遺産分割前における預貯金債権の行使については、こちらからどうぞ。

 

 

社葬の場合について

法人がその役員、従業員が死亡したために社葬を行い、その費用を負担した場合には、その社葬を行うことが社会通念上相当と認められるときには、社葬のために通常要すると認められる金額は、その法人の損金となります(法人税法基本通達9-7-19)。

その社葬を行うことが社会通念上相当かどうかは、死亡した役員や使用者の死亡の事情や、生前の法人に対しての貢献度合などを総合して判断されるとしています。

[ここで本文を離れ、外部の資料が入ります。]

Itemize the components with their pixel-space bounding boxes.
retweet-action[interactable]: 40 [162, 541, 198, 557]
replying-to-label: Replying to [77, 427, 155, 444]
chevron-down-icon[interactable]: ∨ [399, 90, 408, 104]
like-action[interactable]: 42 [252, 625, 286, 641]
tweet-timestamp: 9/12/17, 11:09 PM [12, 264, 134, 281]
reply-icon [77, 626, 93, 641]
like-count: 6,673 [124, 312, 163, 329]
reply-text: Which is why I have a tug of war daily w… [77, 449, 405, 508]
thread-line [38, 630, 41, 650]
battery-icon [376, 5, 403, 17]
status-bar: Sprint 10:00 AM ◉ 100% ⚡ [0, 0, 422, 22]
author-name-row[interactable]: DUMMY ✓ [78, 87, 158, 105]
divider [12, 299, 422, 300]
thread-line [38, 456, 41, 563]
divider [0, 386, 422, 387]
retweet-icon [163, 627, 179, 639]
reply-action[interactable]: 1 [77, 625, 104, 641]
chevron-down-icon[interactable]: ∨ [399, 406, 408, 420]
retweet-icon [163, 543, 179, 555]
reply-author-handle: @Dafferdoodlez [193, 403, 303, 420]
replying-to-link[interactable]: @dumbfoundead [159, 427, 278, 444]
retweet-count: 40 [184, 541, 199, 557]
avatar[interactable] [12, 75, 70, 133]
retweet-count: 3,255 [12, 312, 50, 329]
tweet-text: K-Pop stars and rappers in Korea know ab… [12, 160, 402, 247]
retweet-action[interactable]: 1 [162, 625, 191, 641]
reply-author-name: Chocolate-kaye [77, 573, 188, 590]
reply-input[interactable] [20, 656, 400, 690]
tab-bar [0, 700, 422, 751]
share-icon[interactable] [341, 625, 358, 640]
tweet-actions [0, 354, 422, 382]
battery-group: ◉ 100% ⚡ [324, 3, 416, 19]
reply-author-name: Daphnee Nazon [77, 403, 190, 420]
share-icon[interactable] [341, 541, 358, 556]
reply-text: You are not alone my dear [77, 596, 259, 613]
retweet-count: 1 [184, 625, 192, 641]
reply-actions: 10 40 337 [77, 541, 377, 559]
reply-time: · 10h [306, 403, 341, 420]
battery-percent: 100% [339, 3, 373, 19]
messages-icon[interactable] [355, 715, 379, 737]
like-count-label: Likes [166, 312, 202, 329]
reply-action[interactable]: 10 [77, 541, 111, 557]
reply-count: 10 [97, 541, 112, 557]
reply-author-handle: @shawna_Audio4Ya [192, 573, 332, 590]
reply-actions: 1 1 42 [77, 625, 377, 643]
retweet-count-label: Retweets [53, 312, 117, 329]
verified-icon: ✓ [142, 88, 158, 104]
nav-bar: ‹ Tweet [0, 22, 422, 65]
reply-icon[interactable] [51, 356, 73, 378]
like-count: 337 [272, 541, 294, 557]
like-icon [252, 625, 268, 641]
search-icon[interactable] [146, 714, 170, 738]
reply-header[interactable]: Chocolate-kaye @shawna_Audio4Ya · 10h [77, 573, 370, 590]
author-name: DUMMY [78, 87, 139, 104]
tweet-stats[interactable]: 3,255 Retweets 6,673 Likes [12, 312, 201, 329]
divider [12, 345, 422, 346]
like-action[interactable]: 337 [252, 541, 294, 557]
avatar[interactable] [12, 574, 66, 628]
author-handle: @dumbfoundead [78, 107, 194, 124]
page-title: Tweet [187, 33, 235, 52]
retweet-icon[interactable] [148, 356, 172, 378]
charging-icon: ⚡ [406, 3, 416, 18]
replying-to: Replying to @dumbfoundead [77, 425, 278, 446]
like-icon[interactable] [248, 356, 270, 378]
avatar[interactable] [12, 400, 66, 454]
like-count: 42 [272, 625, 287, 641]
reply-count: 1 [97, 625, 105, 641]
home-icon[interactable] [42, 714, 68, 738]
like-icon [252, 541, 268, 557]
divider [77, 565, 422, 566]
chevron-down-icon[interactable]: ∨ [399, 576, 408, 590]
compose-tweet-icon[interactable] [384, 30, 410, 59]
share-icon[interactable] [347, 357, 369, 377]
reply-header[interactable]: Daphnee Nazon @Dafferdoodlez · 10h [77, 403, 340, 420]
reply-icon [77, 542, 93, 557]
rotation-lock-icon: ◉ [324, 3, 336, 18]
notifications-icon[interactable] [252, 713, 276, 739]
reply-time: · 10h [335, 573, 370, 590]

通常要すると認められる部分かどうかは、例えば、密葬の費用や仏壇・位牌の費用など明らかに遺族が支出するべきような費用は認められません。

ですので、通常は、会葬のための費用がこれに当たると考えられます。

その法人の株式を被相続人が所有していた場合にその株式を評価するときに純資産方式を適用する際に、負債として取り扱います。

社葬の会葬者が持参した香典等を法人の収入とせずに、遺族の収入とすることもできます。

香典は、社会通念上相当なものは課税されません。